Let $g(x):=sup_{y\in R^n}f(x,y)$. Assume that for each fixed $y, f(x,y)$ is a convex function of x. Prove that $g(x)$ is a convex function.
I know that if ${\{f_i:i∈I\}}$ is a family of convex functions from a convex set $C $to $R$, then the same is true for $f=sup_{i∈I}f_i$. But how to prove it?
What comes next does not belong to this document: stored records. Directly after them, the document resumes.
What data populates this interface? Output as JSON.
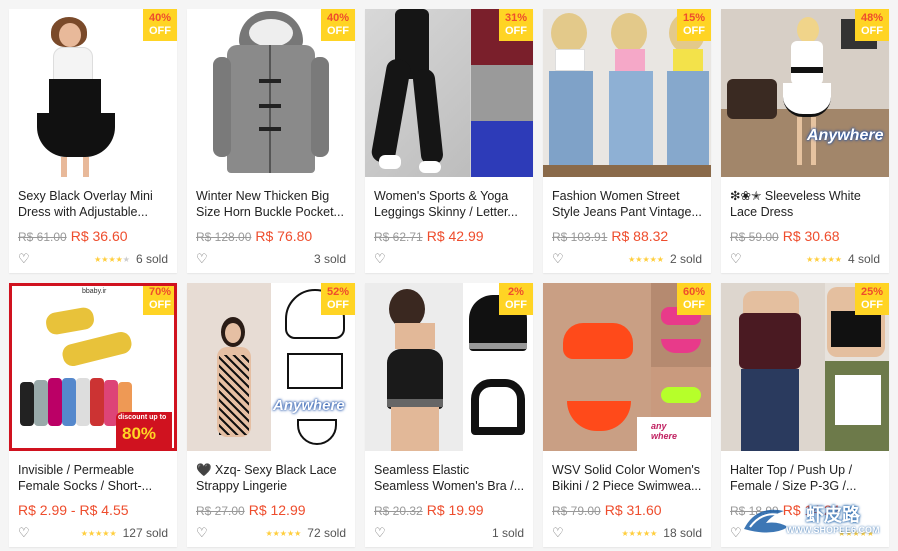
{
  "products": [
    {
      "title": "Sexy Black Overlay Mini Dress with Adjustable...",
      "old_price": "R$ 61.00",
      "price": "R$ 36.60",
      "sold": "6 sold",
      "discount": "40%",
      "off": "OFF",
      "rating": 4
    },
    {
      "title": "Winter New Thicken Big Size Horn Buckle Pocket...",
      "old_price": "R$ 128.00",
      "price": "R$ 76.80",
      "sold": "3 sold",
      "discount": "40%",
      "off": "OFF",
      "rating": 0
    },
    {
      "title": "Women's Sports & Yoga Leggings Skinny / Letter...",
      "old_price": "R$ 62.71",
      "price": "R$ 42.99",
      "sold": "",
      "discount": "31%",
      "off": "OFF",
      "rating": 0
    },
    {
      "title": "Fashion Women Street Style Jeans Pant Vintage...",
      "old_price": "R$ 103.91",
      "price": "R$ 88.32",
      "sold": "2 sold",
      "discount": "15%",
      "off": "OFF",
      "rating": 5
    },
    {
      "title": "❇❀✭ Sleeveless White Lace Dress",
      "old_price": "R$ 59.00",
      "price": "R$ 30.68",
      "sold": "4 sold",
      "discount": "48%",
      "off": "OFF",
      "rating": 5
    },
    {
      "title": "Invisible / Permeable Female Socks / Short-...",
      "old_price": "",
      "price": "R$ 2.99 - R$ 4.55",
      "sold": "127 sold",
      "discount": "70%",
      "off": "OFF",
      "rating": 5
    },
    {
      "title": "🖤 Xzq- Sexy Black Lace Strappy Lingerie",
      "old_price": "R$ 27.00",
      "price": "R$ 12.99",
      "sold": "72 sold",
      "discount": "52%",
      "off": "OFF",
      "rating": 5
    },
    {
      "title": "Seamless Elastic Seamless Women's Bra /...",
      "old_price": "R$ 20.32",
      "price": "R$ 19.99",
      "sold": "1 sold",
      "discount": "2%",
      "off": "OFF",
      "rating": 0
    },
    {
      "title": "WSV Solid Color Women's Bikini / 2 Piece Swimwea...",
      "old_price": "R$ 79.00",
      "price": "R$ 31.60",
      "sold": "18 sold",
      "discount": "60%",
      "off": "OFF",
      "rating": 5
    },
    {
      "title": "Halter Top / Push Up / Female / Size P-3G /...",
      "old_price": "R$ 18.99",
      "price": "R$ 14.24",
      "sold": "",
      "discount": "25%",
      "off": "OFF",
      "rating": 5
    }
  ],
  "image_text": {
    "anywhere": "Anywhere",
    "discount_up_to": "discount up to",
    "discount_80": "80%",
    "any_where": "any where",
    "shop_tag": "bbaby.ir"
  },
  "watermark": {
    "text": "虾皮路",
    "url": "WWW.SHOPEE6.COM"
  },
  "icons": {
    "heart": "heart-outline-icon",
    "star": "star-icon"
  },
  "colors": {
    "accent": "#ee4d2d",
    "badge": "#ffd424",
    "star": "#ffce3d"
  }
}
Note that, for any $x$ and any $i$, $f_i(x) \le f(x)$. Hence, if $x, y$ are elements of the domain and $\lambda \in [0, 1]$, then for any index $i$, $$f_i(\lambda x + (1 - \lambda)y) \le \lambda f_i(x) + (1 - \lambda)f_i(y) \le \lambda f(x) + (1 - \lambda)f(y).$$ Consider the set of values of $f_i(\lambda x + (1 - \lambda)y)$, as $i$ ranges over the index set. We have just shown that this set bounded above by $\lambda f(x) + (1 - \lambda)f(y)$. However, by definition of $f$, its least upper bound is $f(\lambda x + (1 - \lambda)y)$. Therefore, $$f(\lambda x + (1 - \lambda)y) \le \lambda f(x) + (1 - \lambda)f(y),$$ proving convexity.